You can complete processWorkqueueItems in less than two seconds(!) with zero goroutines. Look at that example:

// Fetch items from the workqueue and publish them to the active work items stream, removing them from the workqueue.
func processWorkqueueItems(js nats.JetStreamContext) {
    if _, err := js.AddConsumer("TEST_WORKQUEUE", &nats.ConsumerConfig{
        Durable:       "testworkqueueconsumer",
        AckPolicy:     nats.AckExplicitPolicy,
        MaxWaiting:    20000,
        MaxAckPending: -1,
    }); err != nil {
        panic(err)
    }

    workqueueSub, err := js.PullSubscribe("TEST_WORKQUEUE.>", "testworkqueueconsumer", nats.BindStream("TEST_WORKQUEUE"))
    if err != nil {
        panic(err)
    }

    NUM_MSGS := 100000
    FETCH_BATCH_SIZE := 200
    for i := 0; i < NUM_MSGS/FETCH_BATCH_SIZE; i++ {
        msgs, err := workqueueSub.FetchBatch(FETCH_BATCH_SIZE)
        if err != nil {
            fmt.Println("error fetching from workqueue", err)
            return
        }

        for msg := range msgs.Messages() {
            itemID, err := strconv.Atoi(string(msg.Data))
            if err != nil {
                panic(err)
            }
            // Publish item to TEST_ACTIVE_WORK_ITEMS stream with an expiry time.
            workItem := ActiveWorkItem{ID: string(msg.Data), Expiry: time.Now().Add(30 * time.Second)}
            data, err := json.Marshal(workItem)
            if err != nil {
                panic(err)
            }
            ack, err := js.PublishAsync(fmt.Sprintf("TEST_ACTIVE_WORK_ITEMS.%d", itemID), data)
            if err != nil {
                fmt.Println("error publishing to TEST_ACTIVE_WORK_ITEMS", workItem, err)
                return
            }
            // Update expiry time and republish item to TEST_ACTIVE_WORK_ITEMS stream.
            workItem.Expiry = time.Now().Add(30 * time.Second)
            data, err = json.Marshal(workItem)
            if err != nil {
                panic(err)
            }
            ack2, err := js.PublishAsync(fmt.Sprintf("TEST_ACTIVE_WORK_ITEMS.%d", itemID), data)
            if err != nil {
                fmt.Println("error publishing to TEST_ACTIVE_WORK_ITEMS", workItem, err)
                return
            }
            ack.Ok()
            ack2.Ok()
            // Ack item to remove it from TEST_WORKQUEUE.
            err = msg.Ack()
            if err != nil {
                fmt.Println("error acking msg from workqueue", err)
                return
            }
        }
    }
}

This is much faster, with fraction of IO used and verry little pressure on the server. And it can be probably optimized further. I did in in ugly way just to show you alterantive approach. You can for sure make it much better code.

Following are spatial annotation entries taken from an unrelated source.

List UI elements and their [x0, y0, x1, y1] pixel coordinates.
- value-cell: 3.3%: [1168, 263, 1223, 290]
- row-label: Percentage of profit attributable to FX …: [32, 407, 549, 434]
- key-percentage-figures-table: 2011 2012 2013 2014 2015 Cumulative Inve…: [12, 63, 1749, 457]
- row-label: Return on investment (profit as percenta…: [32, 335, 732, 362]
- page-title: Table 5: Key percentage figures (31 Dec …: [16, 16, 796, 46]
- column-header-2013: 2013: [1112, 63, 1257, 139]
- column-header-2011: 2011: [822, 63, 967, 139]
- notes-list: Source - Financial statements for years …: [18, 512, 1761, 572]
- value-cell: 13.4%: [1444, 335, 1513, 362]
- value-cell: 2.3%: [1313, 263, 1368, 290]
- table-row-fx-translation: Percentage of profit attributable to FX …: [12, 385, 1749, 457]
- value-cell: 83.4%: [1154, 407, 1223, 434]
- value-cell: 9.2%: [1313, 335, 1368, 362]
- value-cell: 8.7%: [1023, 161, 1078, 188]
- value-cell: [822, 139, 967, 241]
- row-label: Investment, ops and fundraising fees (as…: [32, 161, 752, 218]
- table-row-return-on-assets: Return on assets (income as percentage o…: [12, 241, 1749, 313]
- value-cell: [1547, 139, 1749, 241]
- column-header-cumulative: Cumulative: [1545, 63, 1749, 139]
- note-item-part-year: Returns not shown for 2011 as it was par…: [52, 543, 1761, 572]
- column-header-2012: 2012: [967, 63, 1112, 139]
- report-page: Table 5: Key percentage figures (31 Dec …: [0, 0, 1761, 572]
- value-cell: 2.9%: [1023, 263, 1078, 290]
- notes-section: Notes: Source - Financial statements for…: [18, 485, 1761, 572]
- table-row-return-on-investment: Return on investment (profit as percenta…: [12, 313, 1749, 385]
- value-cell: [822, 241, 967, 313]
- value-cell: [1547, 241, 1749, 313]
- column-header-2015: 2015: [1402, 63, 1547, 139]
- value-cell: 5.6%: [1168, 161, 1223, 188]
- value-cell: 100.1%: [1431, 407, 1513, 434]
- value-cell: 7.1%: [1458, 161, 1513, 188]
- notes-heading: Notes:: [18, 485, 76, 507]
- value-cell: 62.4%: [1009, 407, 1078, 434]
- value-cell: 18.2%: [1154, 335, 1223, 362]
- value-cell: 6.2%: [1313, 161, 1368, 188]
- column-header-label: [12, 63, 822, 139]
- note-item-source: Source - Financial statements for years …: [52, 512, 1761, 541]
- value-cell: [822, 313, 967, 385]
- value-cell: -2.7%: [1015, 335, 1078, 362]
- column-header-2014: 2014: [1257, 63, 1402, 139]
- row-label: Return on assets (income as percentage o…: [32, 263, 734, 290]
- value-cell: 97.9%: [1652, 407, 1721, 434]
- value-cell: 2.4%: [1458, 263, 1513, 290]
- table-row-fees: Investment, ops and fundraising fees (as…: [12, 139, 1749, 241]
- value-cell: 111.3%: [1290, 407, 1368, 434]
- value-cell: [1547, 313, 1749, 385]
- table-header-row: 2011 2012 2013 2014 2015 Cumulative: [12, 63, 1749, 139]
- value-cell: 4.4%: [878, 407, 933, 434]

In most cases when using NATS, there is not needed to spawn so many goroutines to be efficient. Quite opposite. Also, please consider moving to the new JetStream APII which has nice constructs that handle efficient messages delivery for pull consumers for you.

Let me know if I can help you further!

pcsegal commented 1 month ago

Thank you for the feedback and example.

Just one question about that example, did you mean to receive from the channels returned by Ok()?

<- ack.Ok()
<- ack2.Ok()

If I do that change, the total time increases somewhat (almost 1 minute versus about 5 seconds without the change above).